Currie selected on split vote

Victor Ashe
Government/Politics columnist

Newly designated University of Tennessee Athletic Director John Currie was not the unanimous choice of the six-member search committee, this writer has learned from sources who declined to be named. Peyton Manning and trustee Charlie Anderson voted for former coach Phil Fulmer, while Currie was the choice of the remaining four members. None are talking on the record.

The hire was a strong surprise. Manning did attend the Currie news conference Thursday in a show of unity.

Interestingly, Chancellor Beverly Davenport, who was not a committee member, participated in some of the closed interviews, which increased the number of women involved from one to two – but still there were no African-Americans. Davenport, who nominally named the committee, announced the list before she even arrived in Knoxville to become chancellor. She also flew to Kansas to interview Currie after interviewing Fulmer and perhaps others.

It is felt Davenport wanted someone who had spent a significant part of their career outside Tennessee. Currie meets that standard. When Currie last lived in Knoxville, he lived on Hillvale Turn and his family attended Sequoyah Hills Presbyterian Church. They were active in the community, but the majority of his life has been removed from Knoxville.

If Currie, who will become 46 on April 1, restores the Lady Vols name after his April arrival, it will go a long way to winning over people who have misgivings over this surprise choice. However, the people who in reality picked him may not allow him to do this. It remains to be seen whether he will have the freedom Dave Hart has had to do whatever he wanted as athletic director.

The search was trustee-driven and owned. Davenport was the conduit by which it all occurred, but her main role was to approve the choice from her employers (trustees). It will be interesting to see how she handles the search for a new provost and communications vice chancellor.

Meanwhile, the state Senate Education Committee has added $450,000 for an “intellectual diversity office,” which UT President Joe DiPietro is less than happy about. He had no clue it was coming. Davenport needs to start getting to know local lawmakers so she can be a player. Unfortunately, UT’s credibility is weak among lawmakers in Nashville, and Davenport has not been prompt in responding to inquiries.

Karl Dean, former Nashville mayor, has announced as a Democratic candidate for governor next year. If elected, he would be the third consecutive mayor to become governor, following Phil Bredesen of Nashville and Bill Haslam.

Interestingly, Dean declined to criticize Haslam and called him a “very good governor.” This contrasts with several GOP candidates seeking to replace Haslam who oppose Haslam’s gas tax proposal, helped to defeat his Insure Tennessee proposal or separated themselves from Haslam’s disavowal of Donald Trump in the recent presidential campaign.

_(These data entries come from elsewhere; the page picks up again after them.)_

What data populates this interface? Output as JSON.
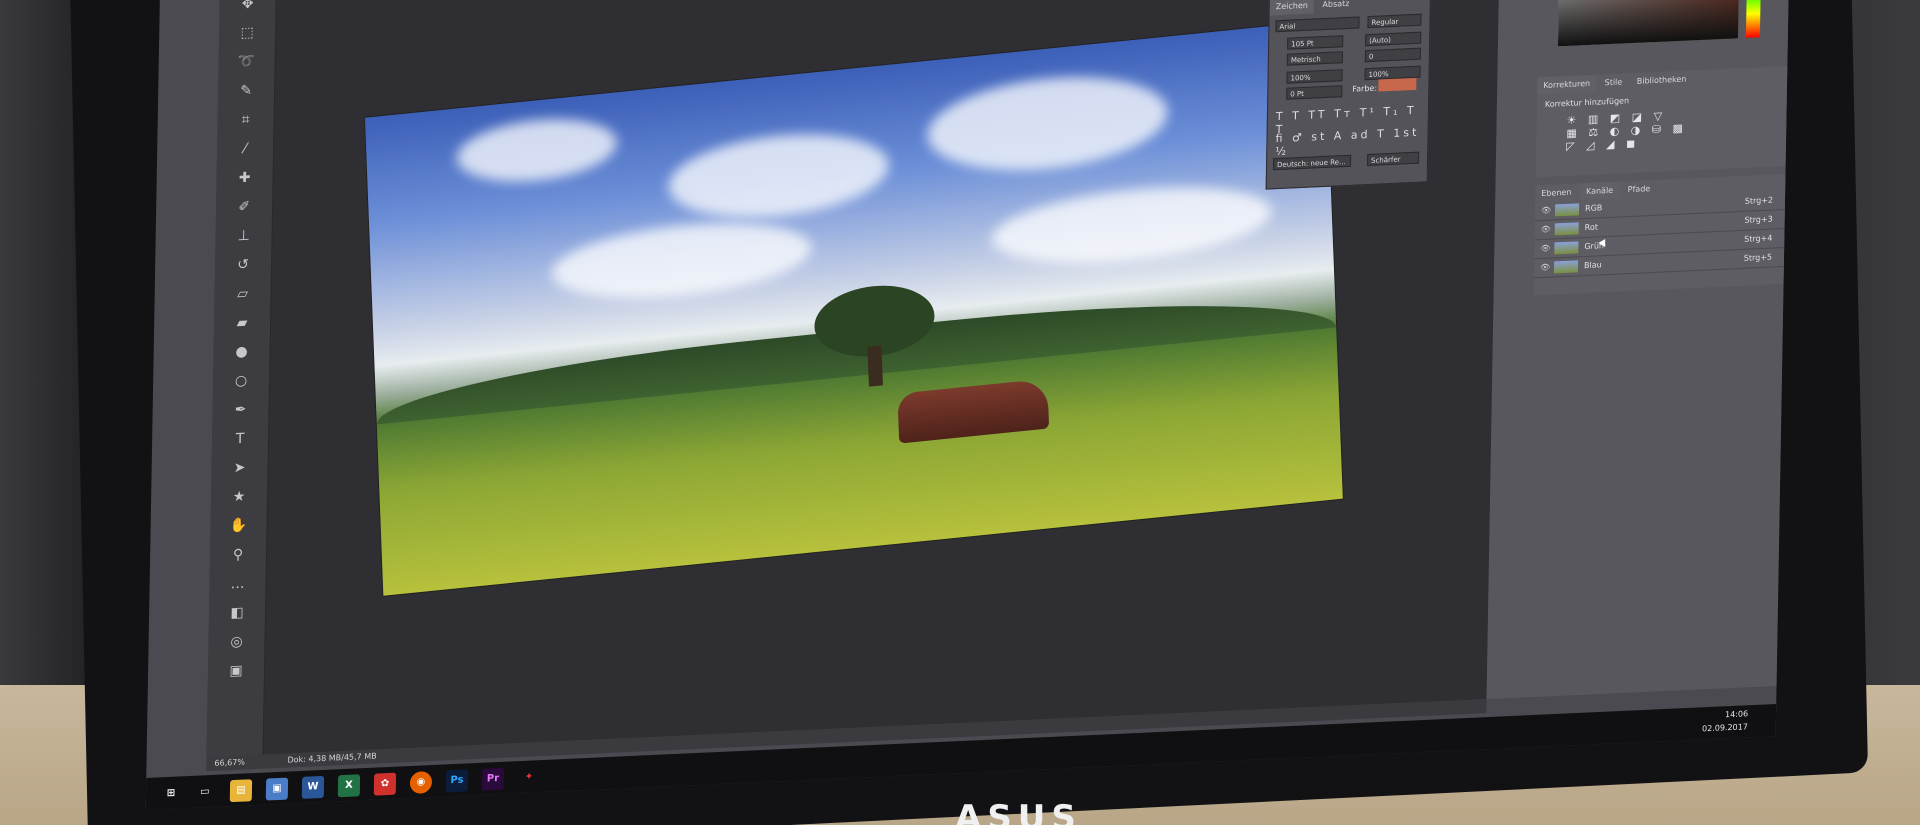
{
  "app": {
    "name": "Adobe Photoshop"
  },
  "character_panel": {
    "tabs": [
      "Zeichen",
      "Absatz"
    ],
    "font_family": "Arial",
    "font_style": "Regular",
    "size": "105 Pt",
    "leading": "(Auto)",
    "kerning": "Metrisch",
    "tracking": "0",
    "vscale": "100%",
    "hscale": "100%",
    "baseline": "0 Pt",
    "color_label": "Farbe:",
    "language": "Deutsch: neue Re...",
    "antialias": "Schärfer",
    "swatch_color": "#c7684c"
  },
  "adjustments_panel": {
    "tabs": [
      "Korrekturen",
      "Stile",
      "Bibliotheken"
    ],
    "heading": "Korrektur hinzufügen"
  },
  "channels_panel": {
    "tabs": [
      "Ebenen",
      "Kanäle",
      "Pfade"
    ],
    "channels": [
      {
        "name": "RGB",
        "shortcut": "Strg+2"
      },
      {
        "name": "Rot",
        "shortcut": "Strg+3"
      },
      {
        "name": "Grün",
        "shortcut": "Strg+4"
      },
      {
        "name": "Blau",
        "shortcut": "Strg+5"
      }
    ]
  },
  "statusbar": {
    "zoom": "66,67%",
    "doc": "Dok: 4,38 MB/45,7 MB"
  },
  "taskbar": {
    "time": "14:06",
    "date": "02.09.2017",
    "apps": [
      "W",
      "X",
      "Ps",
      "Pr"
    ]
  },
  "brand": "ASUS"
}
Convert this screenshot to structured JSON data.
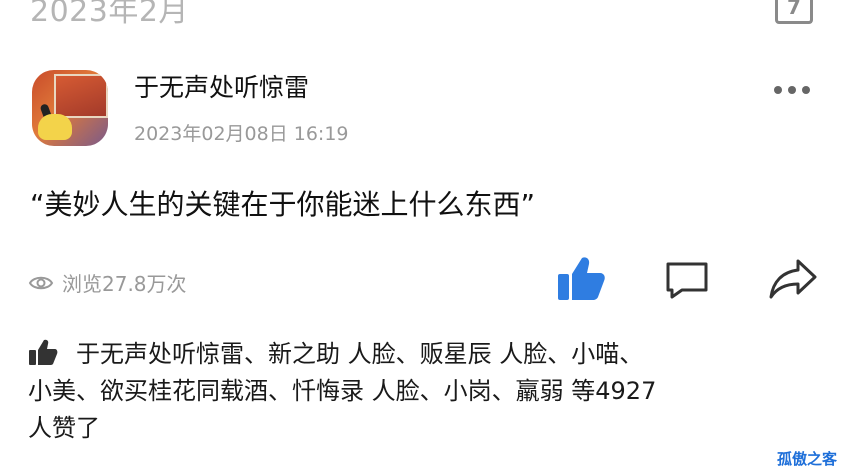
{
  "header": {
    "month": "2023年2月",
    "calendar_day": "7"
  },
  "post": {
    "username": "于无声处听惊雷",
    "time": "2023年02月08日 16:19",
    "text": "“美妙人生的关键在于你能迷上什么东西”",
    "views": "浏览27.8万次"
  },
  "likes": {
    "line1": "于无声处听惊雷、新之助  人脸、贩星辰 人脸、小喵、",
    "line2": "小美、欲买桂花同载酒、忏悔录 人脸、小岗、羸弱 等4927",
    "line3": "人赞了"
  },
  "watermark": "孤傲之客",
  "icons": [
    "calendar-icon",
    "more-icon",
    "eye-icon",
    "like-icon",
    "comment-icon",
    "share-icon",
    "thumb-icon"
  ],
  "colors": {
    "accent": "#2f7de1",
    "muted": "#999999"
  }
}
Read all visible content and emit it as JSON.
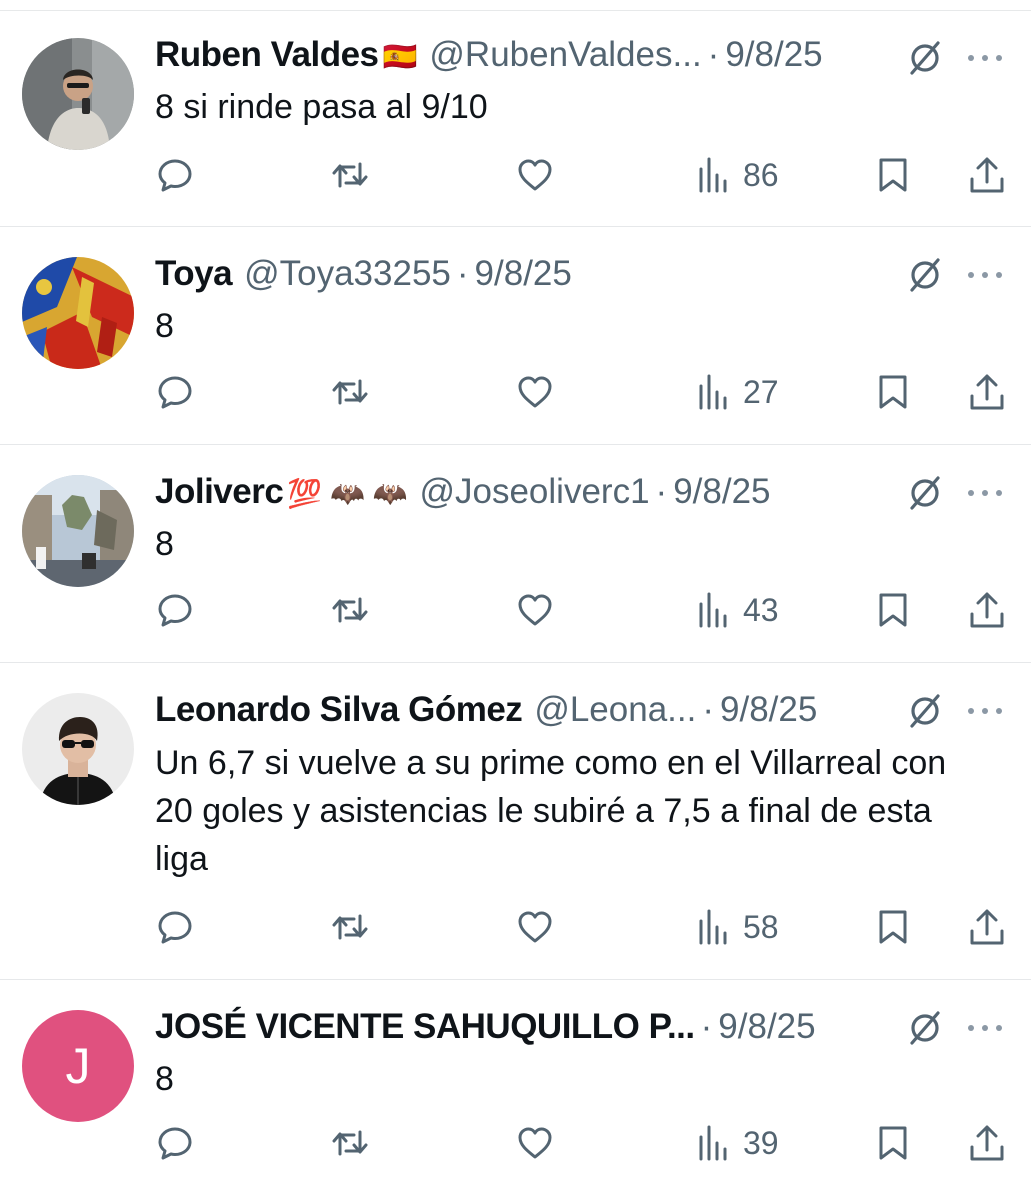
{
  "colors": {
    "text": "#0f1419",
    "secondary": "#536471",
    "divider": "#e6e8ea",
    "avatar_letter_bg": "#e0517f"
  },
  "icons": {
    "reply": "reply-icon",
    "repost": "repost-icon",
    "like": "heart-icon",
    "views": "views-bar-chart-icon",
    "bookmark": "bookmark-icon",
    "share": "share-icon",
    "grok": "grok-slash-circle-icon",
    "more": "more-dots-icon"
  },
  "posts": [
    {
      "name": "Ruben Valdes",
      "name_emoji": "🇪🇸",
      "handle": "@RubenValdes...",
      "separator": "·",
      "date": "9/8/25",
      "text": "8 si rinde pasa al 9/10",
      "views": "86",
      "avatar": "photo"
    },
    {
      "name": "Toya",
      "name_emoji": "",
      "handle": "@Toya33255",
      "separator": "·",
      "date": "9/8/25",
      "text": "8",
      "views": "27",
      "avatar": "flag"
    },
    {
      "name": "Joliverc",
      "name_emoji": "💯 🦇 🦇",
      "handle": "@Joseoliverc1",
      "separator": "·",
      "date": "9/8/25",
      "text": "8",
      "views": "43",
      "avatar": "photo"
    },
    {
      "name": "Leonardo Silva Gómez",
      "name_emoji": "",
      "handle": "@Leona...",
      "separator": "·",
      "date": "9/8/25",
      "text": "Un 6,7 si vuelve a su prime como en el Villarreal con 20 goles y asistencias le subiré a 7,5 a final de esta liga",
      "views": "58",
      "avatar": "photo"
    },
    {
      "name": "JOSÉ VICENTE SAHUQUILLO P...",
      "name_emoji": "",
      "handle": "",
      "separator": "·",
      "date": "9/8/25",
      "text": "8",
      "views": "39",
      "avatar": "letter",
      "avatar_letter": "J"
    }
  ]
}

It also contrasts with the state Democratic Party chair, who often criticizes Haslam.

Dean is already running a general election campaign (but he may face state Rep. Craig Fitzhugh in the primary). Appealing to Haslam Republicans, who may not be happy with the eventual GOP nominee, may be a bright strategy. The current GOP candidate most closely identified with Haslam is Knoxville’s Randy Boyd, former Economic and Community Development commissioner, who filed his campaign papers on Monday.

Kelsey Finch, former city director, is considering a race for city council to replace former mayor and council member Daniel Brown, who is term limited.

State Rep. Rick Staples turns 47 on March 12, and former Gov. Don Sundquist turns 81 on March 15.

Doug Harris, former school board chair, and his wife, Carla, are back after 3½ months circling the world and visiting over 24 countries. They especially liked Bolivia, Peru and Chile.

They were in Wellington, New Zealand, on the 10th floor of a building during a 7.8 earthquake, which was a challenging experience. They felt New Zealand was one of the most beautiful countries in the world.